Uno studio rivela come la percezione dei rischi derivanti da cambiamenti climatici vari in base alla ricchezza e tra uomini e donne.

Gli eventi climatici eccezionali di questa estate 2022 sono sotto gli occhi di tutti, ma non tutti li vedono con gli stessi occhi. Sembra un gioco di parole ma è la constatazione che emerge da un lavoro condotto nei mesi scorsi da due ricercatrici, Sarah Bush e Amanda Clayton, e pubblicato sulla rivista American Political Science Review con il titolo “Facing change: gender and climate change attitudes worldwide“. Per riassumerla ai minimi termini si potrebbe dire che la percezione del problema “cambiamenti climatici” è strettamente collegata a due variabili: il PIL ed il genere.

Le due ricercatrici hanno messo assieme i dati di differenti sondaggi condotti in 100 paesi nel periodo che va dal 2010 al 2021. Il primo risultato di questa operazione di ricerca è che la percezione dei rischi derivanti dai cambiamenti climatici è maggiore nei paesi economicamente più poveri. Qui, infatti, un numero significativo di intervistati ritiene che il climate change avrà effetti diretti sulle loro vite.

Il secondo risultato dello studio è ancora più interessante e mette a confronto l’atteggiamento rispetto al cambiamento climatico di uomini e donne. Se in generale è abbastanza alta la consapevolezza dell’esistenza del problema, nelle economie più ricche si scopre che la percezione del rischio cambia notevolmente in base al sesso. E le donne si dimostrano molto più coinvolte rispetto agli uomini. Negli USA, ad esempio, il 20% degli uomini ritiene i cambiamenti climatici un non-problema, mentre questa percentuale scende all’8% tra le donne. In Gran Bretagna gli scettici rappresentano l’11% dei maschi e solo il 4% delle donne. Un aspetto interessante di questi numeri è che sul gap percettivo tra uomini e donne non incidono nè il livello di educazione, nè le idee politiche, nè il censo, ma si tratta di un fenomeno, per così dire, trasversale.
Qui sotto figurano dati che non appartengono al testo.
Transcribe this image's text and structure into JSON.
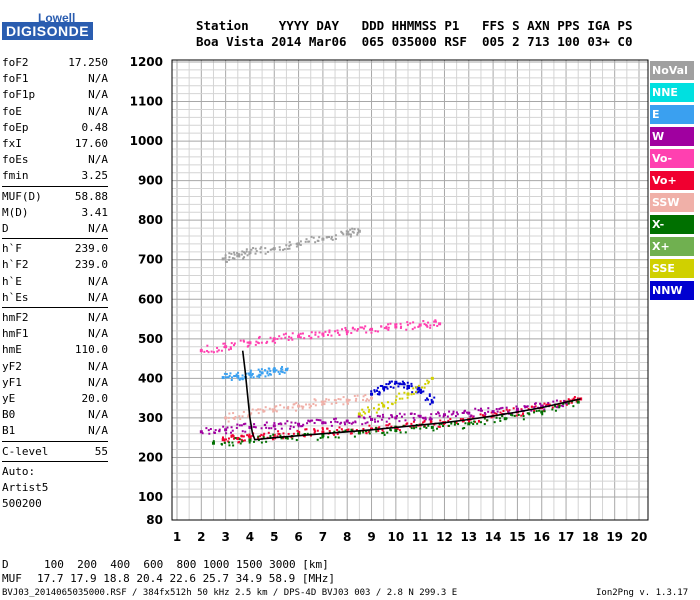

Incrociando altri numeri sembra emergere una possibile giustificazione di questa netta differenza di atteggiamento tra uomini e donne nei confronti dei cambiamenti climatici. Bush e Clayton ci ricordano, infatti, due dati: che gli uomini intervistati hanno un “carbon footprint” più accentuato, vale a dire che hanno comportamenti più inquinanti rispetto alle donne e, di conseguenza, dovrebbero affrontare maggiori rinunce nello sposare la causa “green”; in secondo luogo sembra che la visione maschile sia più orientata al breve periodo (in particolare al rischio che la transizione energetica porti a crisi finanziarie) rispetto a quella femminile.